Sure all better websites have functions to show us new stuff or recommend special interest choices (translated: the weird shit, hardly anybody else but you likes) to us. The systems try to foster diversity in the face of group behavior and group “buying” pressure. Why don’t you buy what everybody else is buying? It must be good, it got so many great reviews!
In contrast to us humans huge data systems like Amazon can handle millions of items, opinions and ratings at the same time. They can cope with diversity – and thanks for modern technology are much more flexibly than early computer models.
Diversity is not the problem for computers. It’s us humans. And we are the ones that bring mediocrity into the system. If you read opinions on Amazon or any other “community driven” system you’ll find the same opinions again and again. So the “wisdom of crowds” of often just a repetition of the same old blabla.
Instead of “sharpening” and “smartening” up of “user generated content” it’s all just more of the same. Instead of focus, we see a blurring of opinions and recommendations. It’s more like a trend, less of a sharp guiding line.

Quickly – let’s follow the trend …
Are we just data sheep following the critical mass?
Although these data systems and computer generated recommendations are basically reflecting our herd / flock behavior once again.
But aren’t we social animals? Aren’t we herd animals, forming groups and societies around topics, interests and other people?
But when is a group really a group – or better say a trendsetter to attract more data sheep? This effect is called the critical mass – this is also an important effect in web business. Unless you don’t have enough web users on your web site it doesn’t generate enough data, group pressure and diversity to run by itself. You need advertising and other clever tricks to attract more users to finally reach that critical mass.
But the same is true for people or product recommendations in social networks and shopping sites.
All these data systems mostly concentrate on popularity and “mass” and not quality. It’s easier for web sites like Amazon or Google to tell you if this is a popular book or link – and not if it’s a good one. Quality and true compatibility are much harder to measure than simply the mass of feedback or clicks.
And what about Quality? Even when other users tell us with the usual five star rating if they liked a product or thought it was good – this tells us very little about the actual and factual quality of it.

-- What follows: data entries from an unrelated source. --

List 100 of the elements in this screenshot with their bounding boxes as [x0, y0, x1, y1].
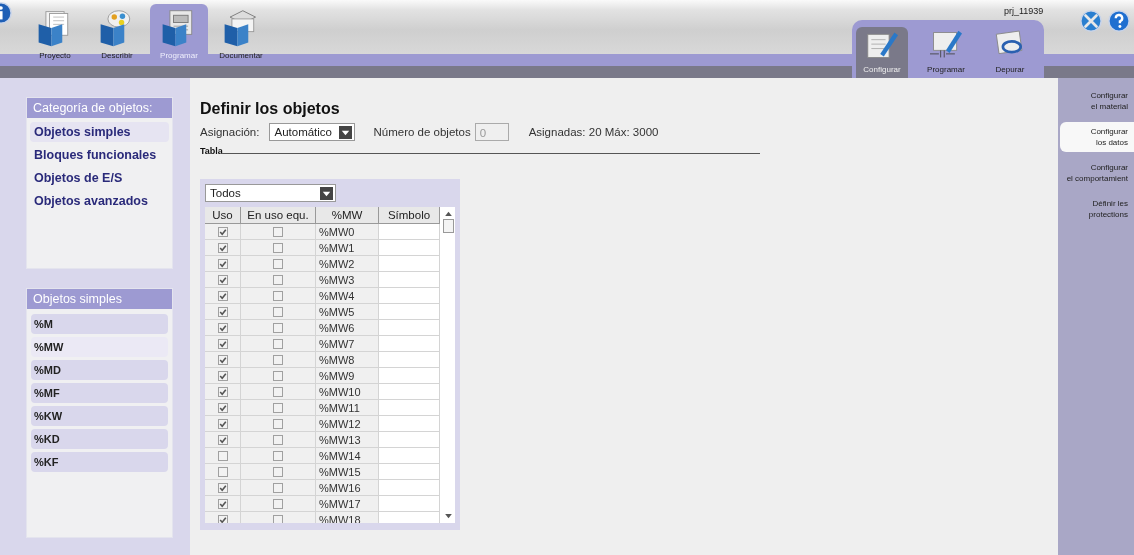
symbol-cell[interactable] [379, 352, 440, 368]
object-type-item[interactable]: %KF [31, 452, 168, 472]
side-tab[interactable]: Configurar el comportamient [1058, 158, 1134, 188]
checkbox[interactable] [217, 370, 228, 381]
symbol-cell[interactable] [379, 224, 440, 240]
checkbox[interactable] [273, 274, 283, 285]
checkbox[interactable] [273, 370, 283, 381]
side-tab[interactable]: Configurar el material [1058, 86, 1134, 116]
side-tab[interactable]: Définir les protections [1058, 194, 1134, 224]
checkbox[interactable] [217, 258, 228, 269]
symbol-cell[interactable] [379, 416, 440, 432]
mode-tab[interactable]: Configurar [856, 27, 908, 78]
main-tab[interactable]: Documentar [212, 4, 270, 66]
checkbox[interactable] [217, 290, 228, 301]
help-icon[interactable] [1108, 10, 1130, 32]
checkbox[interactable] [217, 466, 228, 477]
object-type-item[interactable]: %MF [31, 383, 168, 403]
object-type-item[interactable]: %KW [31, 406, 168, 426]
checkbox[interactable] [273, 354, 283, 365]
scroll-thumb[interactable] [442, 219, 454, 233]
checkbox[interactable] [217, 450, 228, 461]
checkbox[interactable] [217, 322, 228, 333]
symbol-cell[interactable] [379, 256, 440, 272]
mode-tab[interactable]: Programar [920, 27, 972, 78]
mode-tab[interactable]: Depurar [984, 27, 1036, 78]
table-cell: %MW4 [316, 288, 379, 304]
symbol-cell[interactable] [379, 480, 440, 496]
checkbox[interactable] [273, 466, 283, 477]
checkbox[interactable] [273, 450, 283, 461]
checkbox[interactable] [273, 498, 283, 509]
checkbox[interactable] [273, 322, 283, 333]
symbol-cell[interactable] [379, 448, 440, 464]
checkbox[interactable] [273, 242, 283, 253]
main-tab[interactable]: Describir [88, 4, 146, 66]
checkbox[interactable] [217, 386, 228, 397]
assignment-dropdown[interactable]: Automático [269, 123, 356, 141]
table-cell: %MW8 [316, 352, 379, 368]
assigned-info: Asignadas: 20 Máx: 3000 [528, 126, 659, 138]
checkbox[interactable] [217, 354, 228, 365]
symbol-cell[interactable] [379, 272, 440, 288]
object-type-item[interactable]: %MW [31, 337, 168, 357]
tools-icon[interactable] [1080, 10, 1102, 32]
checkbox[interactable] [273, 418, 283, 429]
checkbox[interactable] [217, 498, 228, 509]
symbol-cell[interactable] [379, 240, 440, 256]
column-header[interactable]: %MW [316, 207, 379, 224]
object-type-item[interactable]: %MD [31, 360, 168, 380]
symbol-cell[interactable] [379, 400, 440, 416]
main-tab[interactable]: Proyecto [26, 4, 84, 66]
checkbox[interactable] [217, 482, 228, 493]
symbol-cell[interactable] [379, 320, 440, 336]
scroll-up-icon[interactable] [444, 211, 452, 216]
table-cell: %MW6 [316, 320, 379, 336]
table-cell: %MW15 [316, 464, 379, 480]
checkbox[interactable] [273, 402, 283, 413]
checkbox[interactable] [217, 226, 228, 237]
checkbox[interactable] [273, 482, 283, 493]
checkbox[interactable] [273, 290, 283, 301]
table-cell: %MW9 [316, 368, 379, 384]
category-item[interactable]: Objetos avanzados [30, 191, 169, 211]
symbol-cell[interactable] [379, 304, 440, 320]
checkbox[interactable] [217, 338, 228, 349]
scroll-down-icon[interactable] [444, 514, 452, 519]
column-header[interactable]: En uso equ. [241, 207, 316, 224]
checkbox[interactable] [273, 338, 283, 349]
table-cell: %MW10 [316, 384, 379, 400]
category-item[interactable]: Objetos de E/S [30, 168, 169, 188]
table-cell: %MW18 [316, 512, 379, 523]
checkbox[interactable] [273, 226, 283, 237]
checkbox[interactable] [217, 418, 228, 429]
field-label: Número de objetos [373, 126, 471, 138]
checkbox[interactable] [217, 514, 228, 523]
symbol-cell[interactable] [379, 288, 440, 304]
symbol-cell[interactable] [379, 368, 440, 384]
table-cell: %MW0 [316, 224, 379, 240]
checkbox[interactable] [217, 402, 228, 413]
object-type-item[interactable]: %KD [31, 429, 168, 449]
symbol-cell[interactable] [379, 496, 440, 512]
category-item[interactable]: Bloques funcionales [30, 145, 169, 165]
symbol-cell[interactable] [379, 384, 440, 400]
object-type-item[interactable]: %M [31, 314, 168, 334]
symbol-cell[interactable] [379, 432, 440, 448]
checkbox[interactable] [273, 434, 283, 445]
panel-title: Categoría de objetos: [27, 98, 172, 118]
checkbox[interactable] [217, 434, 228, 445]
checkbox[interactable] [273, 306, 283, 317]
symbol-cell[interactable] [379, 464, 440, 480]
checkbox[interactable] [217, 242, 228, 253]
column-header[interactable]: Símbolo [379, 207, 440, 224]
symbol-cell[interactable] [379, 336, 440, 352]
table-cell: %MW14 [316, 448, 379, 464]
checkbox[interactable] [273, 386, 283, 397]
column-header[interactable]: Uso [205, 207, 241, 224]
checkbox[interactable] [273, 514, 283, 523]
side-tab[interactable]: Configurar los datos [1060, 122, 1134, 152]
checkbox[interactable] [273, 258, 283, 269]
filter-dropdown[interactable]: Todos [205, 184, 336, 202]
category-item[interactable]: Objetos simples [30, 122, 169, 142]
checkbox[interactable] [217, 306, 228, 317]
checkbox[interactable] [217, 274, 228, 285]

I am data and on the internet – therefore I am!
There is a voice in my Computer telling me what to do
We humans are social animals. We rely on other people’s opinions and advice to make decisions or to learn.
More and more of this input comes from “digital crowd wisdom” or “computer generated recommendations and ratings”.
This is unique in history. We had never so much “machine” and “data” in our lifes.
Good data is certainly better than guess work. And our advanced society is only possible, because we had scientists collect data and prove ideas with solid facts.
But are we now slowly making a transit from solid facts on one side and warm human interaction to fuzzy computer models?
We already check social networks and lookup people via Google to learn more about them. The following generations will rely even more on such data representations and recommendations about people as well as products.
Initiatives like Open Social from Google and social networks like Facebook and professional networks like LinkedIn will shift our “social experience” to a more “data collection social experience” instead of human interaction and exploration (“Why ask this stranger anything – I can find all about him on the Net!”).

A digital reflection of yourself …
Final Words
Human social interaction was always based on the reflection of our personality and action by others. In the future data collections and recommendation models will analyze and reflect us. Not because machines will take over the world, but because they are much better in collecting data, tracking our every move in a networked society and rating us without prejudice.
But most important of all: because we humans love feeding anything and everything into computers – and we rely on them to run our societies, social interaction, businesses, sciences, economies and governments.